Voltage requirements: The variation range of the power supply voltage should not exceed ±10% of the rated voltage, and the unbalance degree of three-phase voltage should be less than 5%.
6. Abnormal voltage (unbalanced, overvoltage, undervoltage)
Voltage imbalance: Its hazards have been seriously underestimated. The current imbalance degree is approximately 4 to 10 times that of the voltage imbalance degree. The winding temperature rise caused by unbalanced voltage is approximately twice the square of the voltage unbalance degree.
Calculation example: The measured three-phase voltages are 380V, 366V and 400V.
The average value = (380+366+400)/3 ≈ 382V
Maximum deviation = 400-382 = 18V
The degree of imbalance = 18/382 ≈ 4.7%
This may cause a current imbalance of up to approximately 40%, leading to overheating of a certain phase winding.
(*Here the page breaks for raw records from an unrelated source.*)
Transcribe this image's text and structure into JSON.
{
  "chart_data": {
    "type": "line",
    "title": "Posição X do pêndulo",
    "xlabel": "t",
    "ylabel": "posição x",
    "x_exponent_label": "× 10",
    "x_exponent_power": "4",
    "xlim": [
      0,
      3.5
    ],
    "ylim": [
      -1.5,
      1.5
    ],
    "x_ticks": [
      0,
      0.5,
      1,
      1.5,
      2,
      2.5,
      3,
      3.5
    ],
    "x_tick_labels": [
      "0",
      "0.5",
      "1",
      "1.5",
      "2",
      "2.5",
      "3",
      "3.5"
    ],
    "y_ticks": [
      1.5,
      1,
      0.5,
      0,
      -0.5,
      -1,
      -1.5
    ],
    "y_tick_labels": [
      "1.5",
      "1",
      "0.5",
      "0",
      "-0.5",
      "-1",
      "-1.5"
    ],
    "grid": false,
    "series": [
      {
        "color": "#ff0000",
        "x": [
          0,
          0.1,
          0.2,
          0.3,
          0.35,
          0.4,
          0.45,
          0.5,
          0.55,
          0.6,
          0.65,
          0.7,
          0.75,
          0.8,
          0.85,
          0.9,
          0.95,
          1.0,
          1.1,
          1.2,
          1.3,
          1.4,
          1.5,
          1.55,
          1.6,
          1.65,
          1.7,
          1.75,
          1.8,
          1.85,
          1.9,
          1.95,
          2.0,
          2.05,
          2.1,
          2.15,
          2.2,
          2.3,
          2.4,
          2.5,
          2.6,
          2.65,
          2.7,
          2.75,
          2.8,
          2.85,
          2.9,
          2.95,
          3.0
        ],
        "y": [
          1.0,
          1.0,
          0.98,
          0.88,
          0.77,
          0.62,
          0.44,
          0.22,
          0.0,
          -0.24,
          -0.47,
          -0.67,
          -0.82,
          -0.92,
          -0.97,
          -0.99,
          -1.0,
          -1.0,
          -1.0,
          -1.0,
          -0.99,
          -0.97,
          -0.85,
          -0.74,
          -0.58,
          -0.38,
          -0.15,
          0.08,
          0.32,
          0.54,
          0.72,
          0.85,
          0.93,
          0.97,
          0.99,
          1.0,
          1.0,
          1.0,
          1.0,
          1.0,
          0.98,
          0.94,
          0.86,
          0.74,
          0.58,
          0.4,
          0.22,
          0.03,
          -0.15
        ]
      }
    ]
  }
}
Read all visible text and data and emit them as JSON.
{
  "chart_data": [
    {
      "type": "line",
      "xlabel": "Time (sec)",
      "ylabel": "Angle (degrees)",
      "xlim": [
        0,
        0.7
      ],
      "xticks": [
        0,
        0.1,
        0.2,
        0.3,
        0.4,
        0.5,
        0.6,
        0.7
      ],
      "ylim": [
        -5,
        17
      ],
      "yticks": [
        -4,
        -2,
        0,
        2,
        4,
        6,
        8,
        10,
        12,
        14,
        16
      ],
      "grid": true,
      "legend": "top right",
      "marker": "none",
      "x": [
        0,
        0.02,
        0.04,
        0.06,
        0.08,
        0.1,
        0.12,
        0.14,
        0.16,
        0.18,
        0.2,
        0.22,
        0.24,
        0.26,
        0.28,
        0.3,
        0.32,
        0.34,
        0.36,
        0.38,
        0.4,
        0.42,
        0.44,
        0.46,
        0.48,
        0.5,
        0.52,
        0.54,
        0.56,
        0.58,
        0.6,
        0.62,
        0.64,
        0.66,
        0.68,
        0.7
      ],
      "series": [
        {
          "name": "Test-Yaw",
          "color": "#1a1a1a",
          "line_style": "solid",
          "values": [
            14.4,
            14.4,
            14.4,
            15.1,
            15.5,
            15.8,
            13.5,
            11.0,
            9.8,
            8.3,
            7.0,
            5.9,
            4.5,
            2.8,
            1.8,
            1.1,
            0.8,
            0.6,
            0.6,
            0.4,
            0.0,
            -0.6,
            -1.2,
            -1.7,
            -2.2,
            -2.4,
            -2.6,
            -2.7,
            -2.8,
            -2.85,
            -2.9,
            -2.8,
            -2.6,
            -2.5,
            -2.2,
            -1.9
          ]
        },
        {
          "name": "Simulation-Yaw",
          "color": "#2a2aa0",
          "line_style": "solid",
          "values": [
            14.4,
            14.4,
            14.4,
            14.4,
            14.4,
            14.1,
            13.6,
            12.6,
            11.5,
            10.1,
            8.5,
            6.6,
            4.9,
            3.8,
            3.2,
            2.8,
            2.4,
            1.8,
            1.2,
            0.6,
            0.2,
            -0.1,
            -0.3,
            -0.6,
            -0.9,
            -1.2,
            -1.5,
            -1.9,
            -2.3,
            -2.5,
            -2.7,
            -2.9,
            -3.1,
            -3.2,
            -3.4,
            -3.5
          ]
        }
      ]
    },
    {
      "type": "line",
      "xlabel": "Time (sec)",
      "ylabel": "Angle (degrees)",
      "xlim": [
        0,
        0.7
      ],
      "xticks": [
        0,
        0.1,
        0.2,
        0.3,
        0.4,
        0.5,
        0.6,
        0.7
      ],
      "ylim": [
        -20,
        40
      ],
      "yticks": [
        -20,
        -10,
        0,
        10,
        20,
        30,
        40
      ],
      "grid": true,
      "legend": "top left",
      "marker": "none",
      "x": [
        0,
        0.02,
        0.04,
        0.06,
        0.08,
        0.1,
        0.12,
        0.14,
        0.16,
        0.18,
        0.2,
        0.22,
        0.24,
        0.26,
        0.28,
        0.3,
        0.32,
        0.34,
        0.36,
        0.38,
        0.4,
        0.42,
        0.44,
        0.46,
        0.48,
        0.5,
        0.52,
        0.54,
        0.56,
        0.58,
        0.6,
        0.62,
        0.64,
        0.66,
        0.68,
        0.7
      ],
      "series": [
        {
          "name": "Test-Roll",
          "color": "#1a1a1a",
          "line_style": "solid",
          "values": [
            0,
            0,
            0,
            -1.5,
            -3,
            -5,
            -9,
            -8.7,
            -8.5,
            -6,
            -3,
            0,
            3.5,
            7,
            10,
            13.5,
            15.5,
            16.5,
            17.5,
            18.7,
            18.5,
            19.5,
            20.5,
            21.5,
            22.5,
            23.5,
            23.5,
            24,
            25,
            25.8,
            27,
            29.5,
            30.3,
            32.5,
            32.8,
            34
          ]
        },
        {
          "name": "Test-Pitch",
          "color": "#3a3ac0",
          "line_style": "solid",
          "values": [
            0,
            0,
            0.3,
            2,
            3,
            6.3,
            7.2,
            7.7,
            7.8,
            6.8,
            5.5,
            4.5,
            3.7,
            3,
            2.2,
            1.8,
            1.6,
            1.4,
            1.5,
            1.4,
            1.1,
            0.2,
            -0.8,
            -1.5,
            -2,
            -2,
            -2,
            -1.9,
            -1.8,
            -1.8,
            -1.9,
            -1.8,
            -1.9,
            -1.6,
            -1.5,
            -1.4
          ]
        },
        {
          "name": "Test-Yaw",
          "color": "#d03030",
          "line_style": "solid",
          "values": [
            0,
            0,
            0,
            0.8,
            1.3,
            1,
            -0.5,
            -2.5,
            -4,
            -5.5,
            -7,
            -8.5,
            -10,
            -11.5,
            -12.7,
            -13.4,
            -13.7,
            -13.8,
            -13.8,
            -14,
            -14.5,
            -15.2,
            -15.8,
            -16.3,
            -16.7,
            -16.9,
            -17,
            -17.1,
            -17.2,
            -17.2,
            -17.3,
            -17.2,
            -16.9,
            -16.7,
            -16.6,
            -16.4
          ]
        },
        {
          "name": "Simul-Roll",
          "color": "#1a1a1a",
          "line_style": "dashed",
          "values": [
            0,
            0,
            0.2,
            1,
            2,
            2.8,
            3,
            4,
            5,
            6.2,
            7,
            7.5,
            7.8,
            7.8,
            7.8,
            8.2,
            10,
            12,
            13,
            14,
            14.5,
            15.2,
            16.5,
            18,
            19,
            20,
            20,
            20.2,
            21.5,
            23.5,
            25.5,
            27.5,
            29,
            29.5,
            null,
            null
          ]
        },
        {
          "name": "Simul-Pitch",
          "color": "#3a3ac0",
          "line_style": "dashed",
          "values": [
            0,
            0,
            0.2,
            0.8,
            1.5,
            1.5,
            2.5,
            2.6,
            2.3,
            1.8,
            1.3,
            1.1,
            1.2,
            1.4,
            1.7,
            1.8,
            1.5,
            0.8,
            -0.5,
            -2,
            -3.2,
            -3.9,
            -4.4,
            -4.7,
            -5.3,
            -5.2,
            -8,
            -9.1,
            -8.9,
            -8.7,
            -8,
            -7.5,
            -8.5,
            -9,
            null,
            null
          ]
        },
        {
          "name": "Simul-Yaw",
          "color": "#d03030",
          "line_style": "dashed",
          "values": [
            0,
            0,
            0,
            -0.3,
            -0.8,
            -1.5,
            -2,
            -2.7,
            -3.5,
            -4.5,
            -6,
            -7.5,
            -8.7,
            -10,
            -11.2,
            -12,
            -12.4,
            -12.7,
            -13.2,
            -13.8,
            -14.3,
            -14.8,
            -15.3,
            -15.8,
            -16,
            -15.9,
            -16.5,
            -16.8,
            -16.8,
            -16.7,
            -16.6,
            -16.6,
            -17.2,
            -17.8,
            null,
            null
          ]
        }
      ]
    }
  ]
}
Under-voltage: When the voltage drops by 10% below the rated value, the motor speed decreases. To maintain power, the current increases, and the temperature rise of the windings rises significantly.
7. Insufficient cooling and poor reliability of the power supply circuit
Insufficient cooling: Insufficient return gas volume or excessively high return gas temperature (such as insufficient refrigerant or system matching issues) can both lead to poor motor cooling effect, causing high-temperature exhaust alarms and accelerating insulation aging.
Improper selection of contactors is a link that is very easy to be overlooked. The rated current of the contactor must not be lower than the rated current on the nameplate of the compressor. It is recommended to select the maximum continuous current value based on the rated load current × 1.4. In addition, the quality of the contactors is poor. Small-sized or low-quality contactors cannot withstand the large current impact during start-up and locked rotor, and are prone to contact jitter, welding or detachment, resulting in phase loss and directly threatening the safety of the motor.